7:00 Uhr, der Wecker klingelt. Ich habe hervorragend geschlafen in unserer Dreckmulde. Nach Frühstück und Packorgie geht es auf die Räder, um eine weitere staubige Etappe Richtung Antofagasta in Angriff zu nehmen. Gleich zum warm werden 10km Anstieg, sanft aber stetig, bringen uns auf die Cima Coppi unserer bisherigen Reise: 2174m! Kurz nach dem Pass arbeitet ein weiterer Trucker an der Ehrenrettung Chiles. Er stoppt kurz vor uns an einer Haltebucht und springt mit Orangensaft bewaffnet aus dem Führerhaus. Wir erzählen ein bißchen, fragen nach weiteren Verpflegungsmöglichkeiten, bekommen noch Limo und Cola aufgeholfen, es werden noch alle leeren Wasserflaschen ungefragt aufgefüllt, dann geht die Fahrt weiter. Da wir den höchsten Punkt ja schon hatten, geht es jetzt beständig bergab, trotz leichtem Gegenwind fliegen die Kilometer dahin, bis mich ein unschönes „Ploing“ über das Ableben von Speiche Nummer 4 informiert. Bis zum Mittagsstop in Rosario, wo man selbst für 1,5l Leitungswasser noch 1000 Pesos (ca. 1,40€) zahlt (muss ja auch mit dem Laster da hochgekarrt werden), rollt es flüssig weiter, danach wird Wind von vorn wieder Mal zum Gegner. Bei 2% Gefälle sollte der Panzer eigentlich von selbst fahren, so aber ist harte Arbeit von Nöten, um auch nur 20km/h zu halten. Kein echter Spaß nach gut 90km...

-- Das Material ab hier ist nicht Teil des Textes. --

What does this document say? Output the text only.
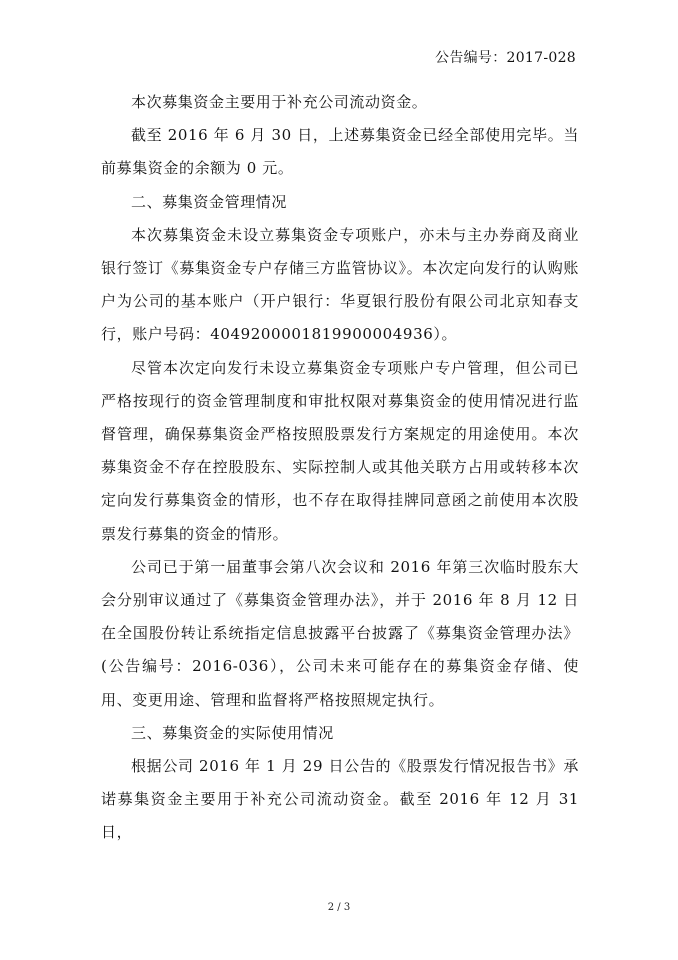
公告编号：2017-028

本次募集资金主要用于补充公司流动资金。

截至 2016 年 6 月 30 日，上述募集资金已经全部使用完毕。当前募集资金的余额为 0 元。

二、募集资金管理情况

本次募集资金未设立募集资金专项账户，亦未与主办券商及商业银行签订《募集资金专户存储三方监管协议》。本次定向发行的认购账户为公司的基本账户（开户银行：华夏银行股份有限公司北京知春支行，账户号码：4049200001819900004936）。

尽管本次定向发行未设立募集资金专项账户专户管理，但公司已严格按现行的资金管理制度和审批权限对募集资金的使用情况进行监督管理，确保募集资金严格按照股票发行方案规定的用途使用。本次募集资金不存在控股股东、实际控制人或其他关联方占用或转移本次定向发行募集资金的情形，也不存在取得挂牌同意函之前使用本次股票发行募集的资金的情形。

公司已于第一届董事会第八次会议和 2016 年第三次临时股东大会分别审议通过了《募集资金管理办法》，并于 2016 年 8 月 12 日在全国股份转让系统指定信息披露平台披露了《募集资金管理办法》(公告编号：2016-036），公司未来可能存在的募集资金存储、使用、变更用途、管理和监督将严格按照规定执行。

三、募集资金的实际使用情况

根据公司 2016 年 1 月 29 日公告的《股票发行情况报告书》承诺募集资金主要用于补充公司流动资金。截至 2016 年 12 月 31 日，

2 / 3
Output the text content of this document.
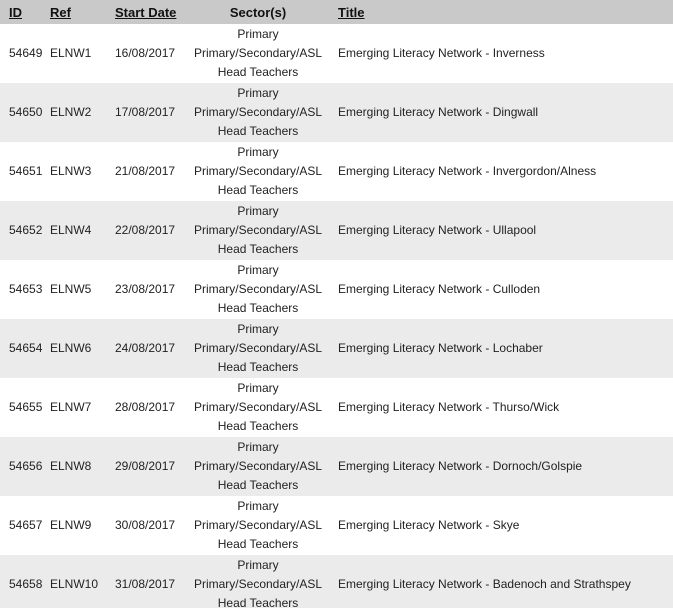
ID	Ref	Start Date	Sector(s)	Title
54649	ELNW1	16/08/2017	Primary
Primary/Secondary/ASL
Head Teachers	Emerging Literacy Network - Inverness
54650	ELNW2	17/08/2017	Primary
Primary/Secondary/ASL
Head Teachers	Emerging Literacy Network - Dingwall
54651	ELNW3	21/08/2017	Primary
Primary/Secondary/ASL
Head Teachers	Emerging Literacy Network - Invergordon/Alness
54652	ELNW4	22/08/2017	Primary
Primary/Secondary/ASL
Head Teachers	Emerging Literacy Network - Ullapool
54653	ELNW5	23/08/2017	Primary
Primary/Secondary/ASL
Head Teachers	Emerging Literacy Network - Culloden
54654	ELNW6	24/08/2017	Primary
Primary/Secondary/ASL
Head Teachers	Emerging Literacy Network - Lochaber
54655	ELNW7	28/08/2017	Primary
Primary/Secondary/ASL
Head Teachers	Emerging Literacy Network - Thurso/Wick
54656	ELNW8	29/08/2017	Primary
Primary/Secondary/ASL
Head Teachers	Emerging Literacy Network - Dornoch/Golspie
54657	ELNW9	30/08/2017	Primary
Primary/Secondary/ASL
Head Teachers	Emerging Literacy Network - Skye
54658	ELNW10	31/08/2017	Primary
Primary/Secondary/ASL
Head Teachers	Emerging Literacy Network - Badenoch and Strathspey
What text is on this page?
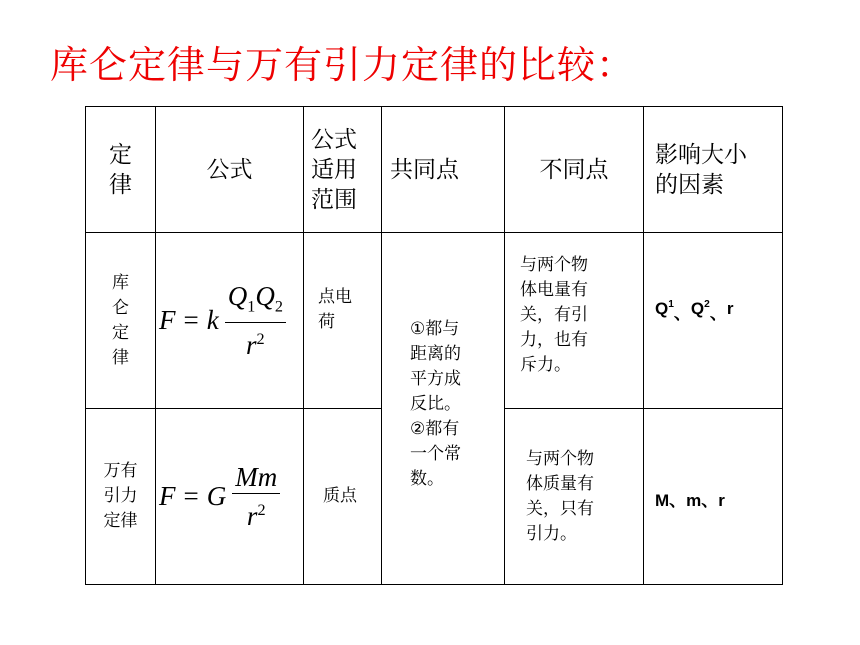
库仑定律与万有引力定律的比较：
定
律
公式
公式
适用
范围
共同点	不同点
影响大小
的因素
库
仑
定
律
F = k $\frac{Q_1Q_2}{r^2}$ 点电
荷
与两个物
体电量有
关，有引
力，也有
斥力。
$Q^1$ 、 $Q^2$ 、 r
①都与
距离的
平方成
反比。
②都有
一个常
数。
万有
引力
定律
F = G $\frac{Mm}{r^2}$	质点
与两个物
体质量有
关，只有
引力。
M、m、r
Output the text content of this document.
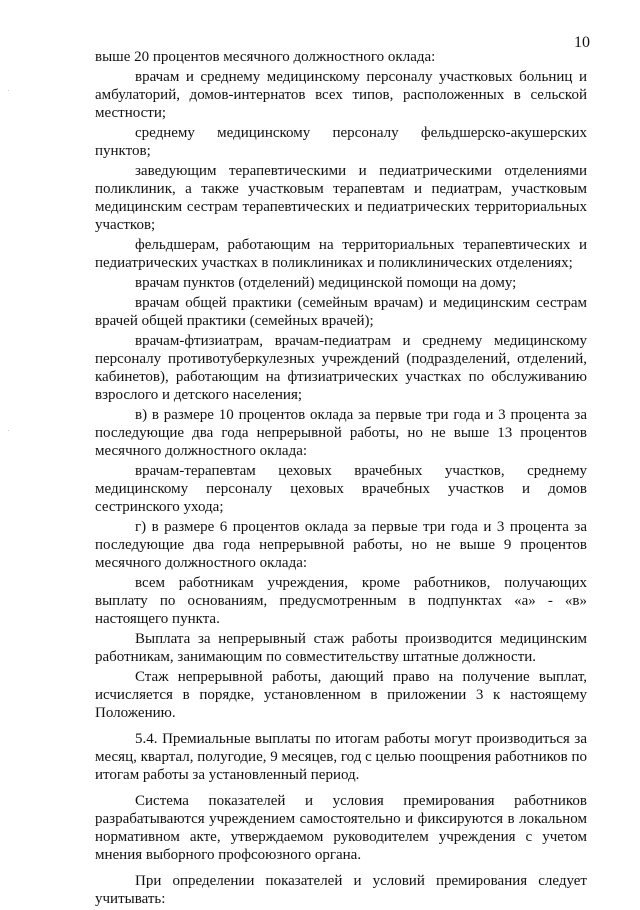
10

выше 20 процентов месячного должностного оклада:

врачам и среднему медицинскому персоналу участковых больниц и амбулаторий, домов-интернатов всех типов, расположенных в сельской местности;

среднему медицинскому персоналу фельдшерско-акушерских пунктов;

заведующим терапевтическими и педиатрическими отделениями поликлиник, а также участковым терапевтам и педиатрам, участковым медицинским сестрам терапевтических и педиатрических территориальных участков;

фельдшерам, работающим на территориальных терапевтических и педиатрических участках в поликлиниках и поликлинических отделениях;

врачам пунктов (отделений) медицинской помощи на дому;

врачам общей практики (семейным врачам) и медицинским сестрам врачей общей практики (семейных врачей);

врачам-фтизиатрам, врачам-педиатрам и среднему медицинскому персоналу противотуберкулезных учреждений (подразделений, отделений, кабинетов), работающим на фтизиатрических участках по обслуживанию взрослого и детского населения;

в) в размере 10 процентов оклада за первые три года и 3 процента за последующие два года непрерывной работы, но не выше 13 процентов месячного должностного оклада:

врачам-терапевтам цеховых врачебных участков, среднему медицинскому персоналу цеховых врачебных участков и домов сестринского ухода;

г) в размере 6 процентов оклада за первые три года и 3 процента за последующие два года непрерывной работы, но не выше 9 процентов месячного должностного оклада:

всем работникам учреждения, кроме работников, получающих выплату по основаниям, предусмотренным в подпунктах «а» - «в» настоящего пункта.

Выплата за непрерывный стаж работы производится медицинским работникам, занимающим по совместительству штатные должности.

Стаж непрерывной работы, дающий право на получение выплат, исчисляется в порядке, установленном в приложении 3 к настоящему Положению.

5.4. Премиальные выплаты по итогам работы могут производиться за месяц, квартал, полугодие, 9 месяцев, год с целью поощрения работников по итогам работы за установленный период.

Система показателей и условия премирования работников разрабатываются учреждением самостоятельно и фиксируются в локальном нормативном акте, утверждаемом руководителем учреждения с учетом мнения выборного профсоюзного органа.

При определении показателей и условий премирования следует учитывать:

Irgendwo auf diesem Stück ist ein LKW verunglückt, das Wrack liegt frisch verbeult im Sand neben der Strecke, etliche andere Trucker leisten, soweit möglich, erste Hilfe. Sowieso Scheiße, ruft das natürlich schlimme Erinnerungen wach. :-(
Bei Kilometer 128 haben wir genug vom Wind und suchen vergeblich nach einer weiteren Mulde. Unser heutiger Schlafplatz ist genau so schön wie der gestern, nur der Dreck hat eine andere Farbe...;-)

5.5.2012
Noch woanders im Dreck-Antofagasta

Heute steht nur noch ein Hüpfer auf dem Programm: Müde 47km bis Antofagasta zeigt das große, grüne Schild an. Der beim Frühstück noch eindeutig aus der richtigen Richtung kommende Wind wechselt just in dem Augenblick, in dem wir zurück auf der Straße sind, die Richtung, und macht da weiter, wo er gestern aufgehört hat. Zusätzlich ist es bitter kalt und nebelig, Armlinge, Knielinge und Windweste sorgen für ein erträgliches Klima. Nach ca. 30km kommen wir an eine extrem üble Industrieansiedlung namens La Negra (Die Schwarze), schnell ein Kaffee an der ersten Tanke seit vielen Kilometern, dann aber flott zu Tal, Ruhetage stehen bevor! Der Weg ist praktisch verkehrsfrei, die Straße ist wegen Bauarbeiten für den Normalverkehr zu, uns hat die Absperrung nicht aufhalten können.
Antofagasta ist die zweitgrößte Stadt Chiles, nicht die schönste, aber durchaus lebendig und quirlig. Die Suche nach Unterkunft gestaltet sich nicht einfach, aber zu guter Letzt finden wir in der Casa Velasquez ein Zimmer...Warme Dusche, Internet, richtige Betten...nach drei tollen Campingnächten in staubiger Umgebung und 6 Tagen in Folge auf dem Rad, ist der Zivilisationsbürger in mir doch gierig nach solchen Sachen.